Lorena has been in school for some time and she adapted easily and has passed her grade with excellent marks worthy of eternal applause. She is very focused on her studies, everything interests her, and even in the boring Cuban History classes she imagines the battles in the fields of the island, defending the sanctified land from the enemy invader.

Lorena passes almost unnoticed, but her shoes are broken and it as if she suddenly wants to talk and she sees the holes on both sides showing the color of her socks, with the damn holes getting bigger every day. She no longer wants to go out to recess, much less kick the ball, she’s afraid the shoes will completely fall apart and shame her. In the classroom she doesn’t wriggle happily like before, swinging her feet, and although she knows the answers to the arithmetic problems she doesn’t want to go to the board, but Camilo still smiles that smile of the peaceful captain and she finds solace for now.

Lorena doesn’t say anything to her parents, she knows they noticed weeks ago and knows that for now there are no chances of retiring the shoes. She remembers her Papá getting home almost after dark some days back, on his bicycle under a tremendous downpour, totally soaked, poor Paco. Betty almost cavalierly tossed him a towel and prepared a delicious coffee for him. From his damp wallet Paco took out a notice of a ridiculously astronomical fine imposed for not having a receipt for the purchase of the rusty wire that he wraps his brooms with. The fine is the equivalent of what he earned in six months working as an engineer. Lorena doesn’t understand that the people who imposed that fine on her dad were the same ones who defended the poor workers of the enslaving enemy oppressor.

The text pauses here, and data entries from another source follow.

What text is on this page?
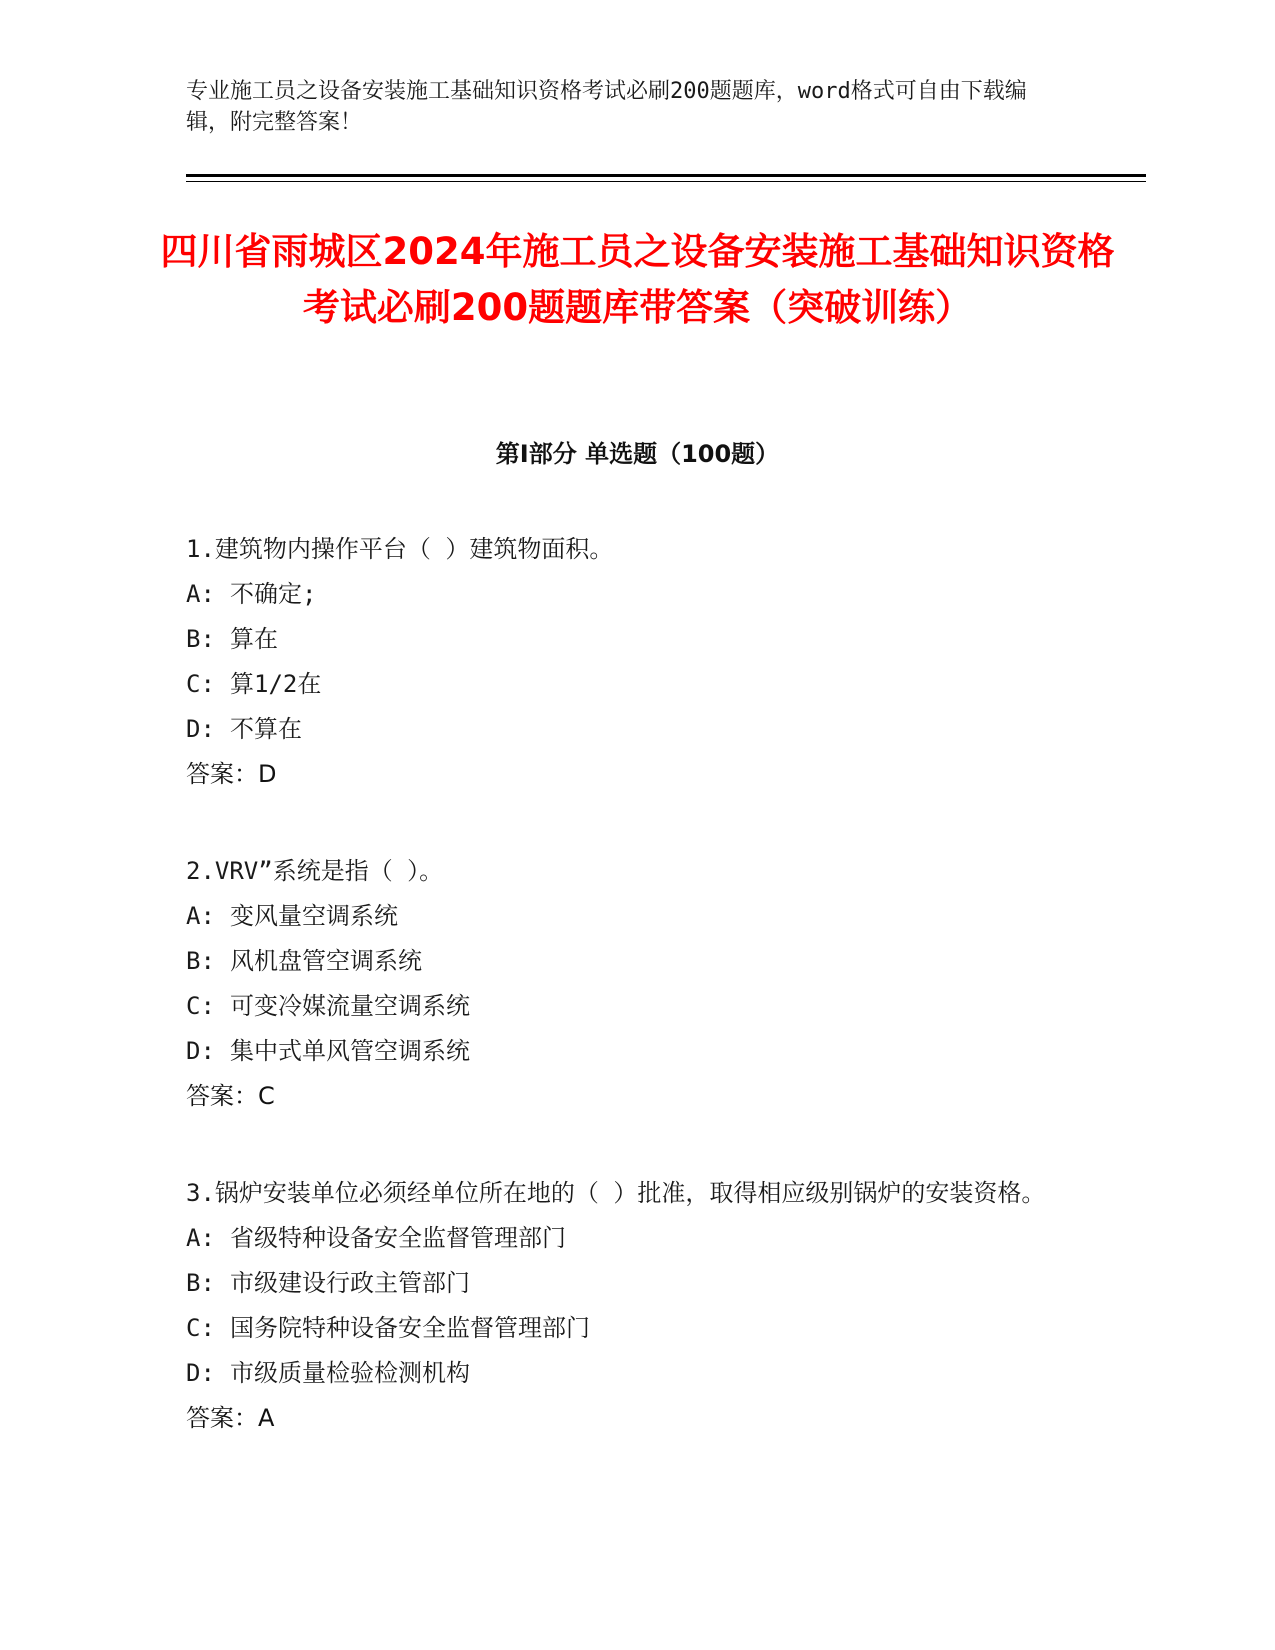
专业施工员之设备安装施工基础知识资格考试必刷200题题库，word格式可自由下载编辑，附完整答案！

四川省雨城区2024年施工员之设备安装施工基础知识资格考试必刷200题题库带答案（突破训练）
第I部分 单选题（100题）

1.建筑物内操作平台（ ）建筑物面积。

A: 不确定;

B: 算在

C: 算1/2在

D: 不算在

答案：D

2.VRV”系统是指（ ）。

A: 变风量空调系统

B: 风机盘管空调系统

C: 可变冷媒流量空调系统

D: 集中式单风管空调系统

答案：C

3.锅炉安装单位必须经单位所在地的（ ）批准，取得相应级别锅炉的安装资格。

A: 省级特种设备安全监督管理部门

B: 市级建设行政主管部门

C: 国务院特种设备安全监督管理部门

D: 市级质量检验检测机构

答案：A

Ana is such a nice person she understand everything that happens to her students without even asking. All the parents come to collect their children in the afternoon and she can interact with them a bit, understand the situation of Lorena and her family, but she has no power to help, and tries to hide her own tears because she is so caring and feels as if the students were her own children.

Lorena asks herself a lot of questions, but she understands nothing and knows that there are grown-up things, but she can’t help noticing how Rita, her little friend with the long braids and plastic barrettes adorning her head comes to school with a different pair of beautiful shoes every day, and a bright blue backpack that says ‘Disney’ on it, with a package of crayons whose colors are a mystery because the names of them are not written in Spanish.

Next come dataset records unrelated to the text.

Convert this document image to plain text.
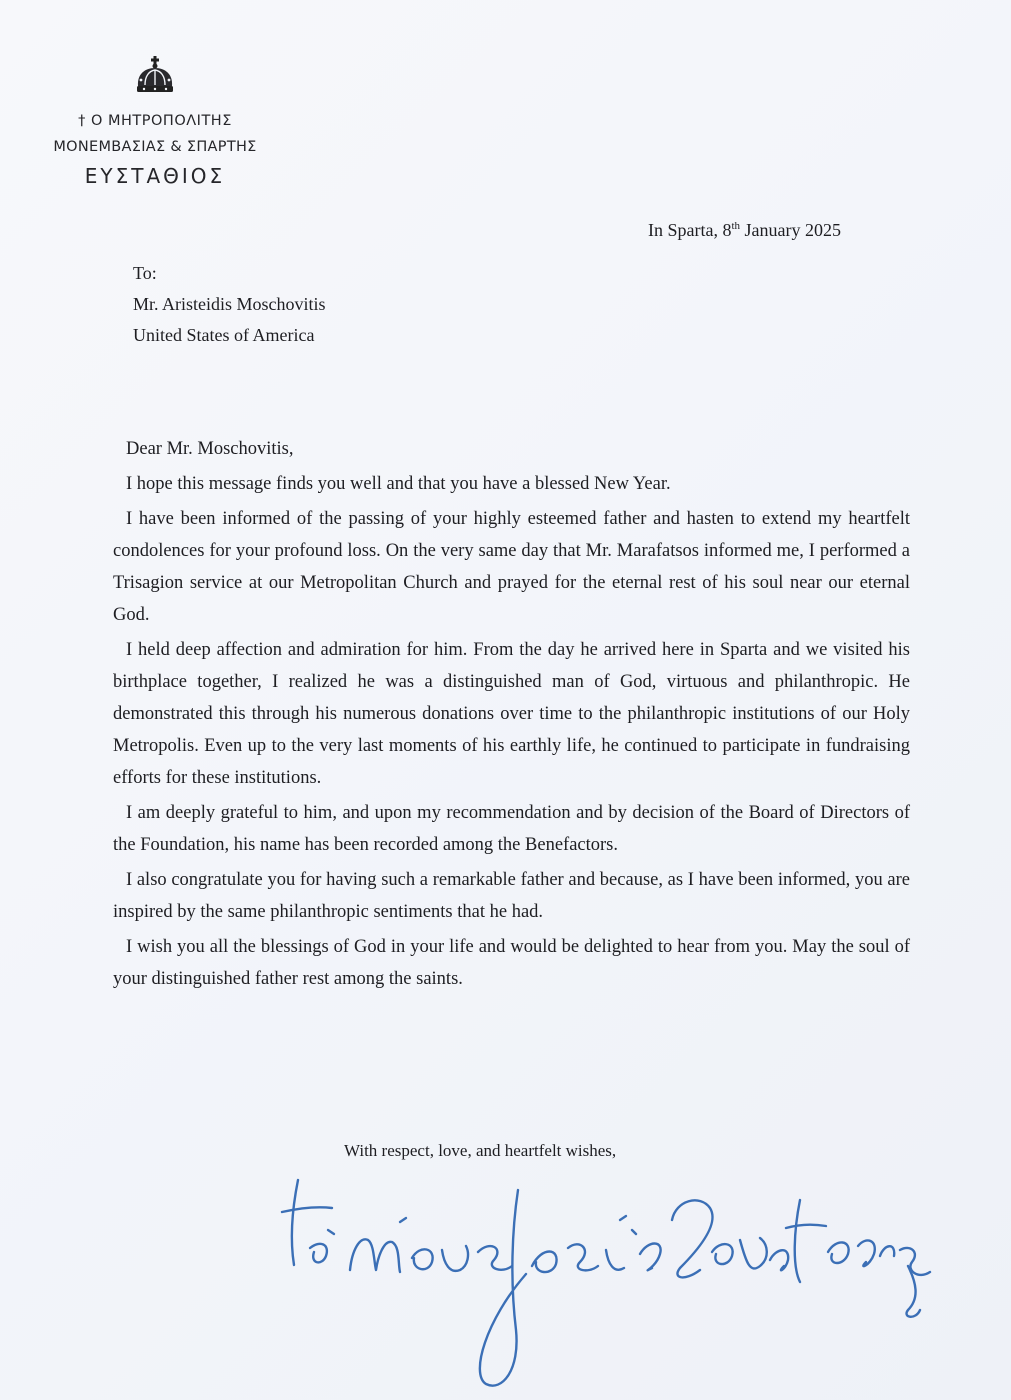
† Ο ΜΗΤΡΟΠΟΛΙΤΗΣ
ΜΟΝΕΜΒΑΣΙΑΣ & ΣΠΑΡΤΗΣ
ΕΥΣΤΑΘΙΟΣ
In Sparta, 8th January 2025
To:
Mr. Aristeidis Moschovitis
United States of America
Dear Mr. Moschovitis,

I hope this message finds you well and that you have a blessed New Year.

I have been informed of the passing of your highly esteemed father and hasten to extend my heartfelt condolences for your profound loss. On the very same day that Mr. Marafatsos informed me, I performed a Trisagion service at our Metropolitan Church and prayed for the eternal rest of his soul near our eternal God.

I held deep affection and admiration for him. From the day he arrived here in Sparta and we visited his birthplace together, I realized he was a distinguished man of God, virtuous and philanthropic. He demonstrated this through his numerous donations over time to the philanthropic institutions of our Holy Metropolis. Even up to the very last moments of his earthly life, he continued to participate in fundraising efforts for these institutions.

I am deeply grateful to him, and upon my recommendation and by decision of the Board of Directors of the Foundation, his name has been recorded among the Benefactors.

I also congratulate you for having such a remarkable father and because, as I have been informed, you are inspired by the same philanthropic sentiments that he had.

I wish you all the blessings of God in your life and would be delighted to hear from you. May the soul of your distinguished father rest among the saints.

With respect, love, and heartfelt wishes,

It’s curious, because Rita’s mother is criticized by many in conversations she has overheard for giving hugs and kisses to men of unknown nationalities, and even making phone calls on a phone that belongs only to her and has no wires. Everyone is amazed and, although they criticize her behind her back, they all respect and even smile at her.

Lorena now wonders whether she is really living in the golden age, or if she read the book wrong because she doesn’t know how to read correctly. Everything happens around her, except the broken shoes, which look as if they will be with her for a long time to come.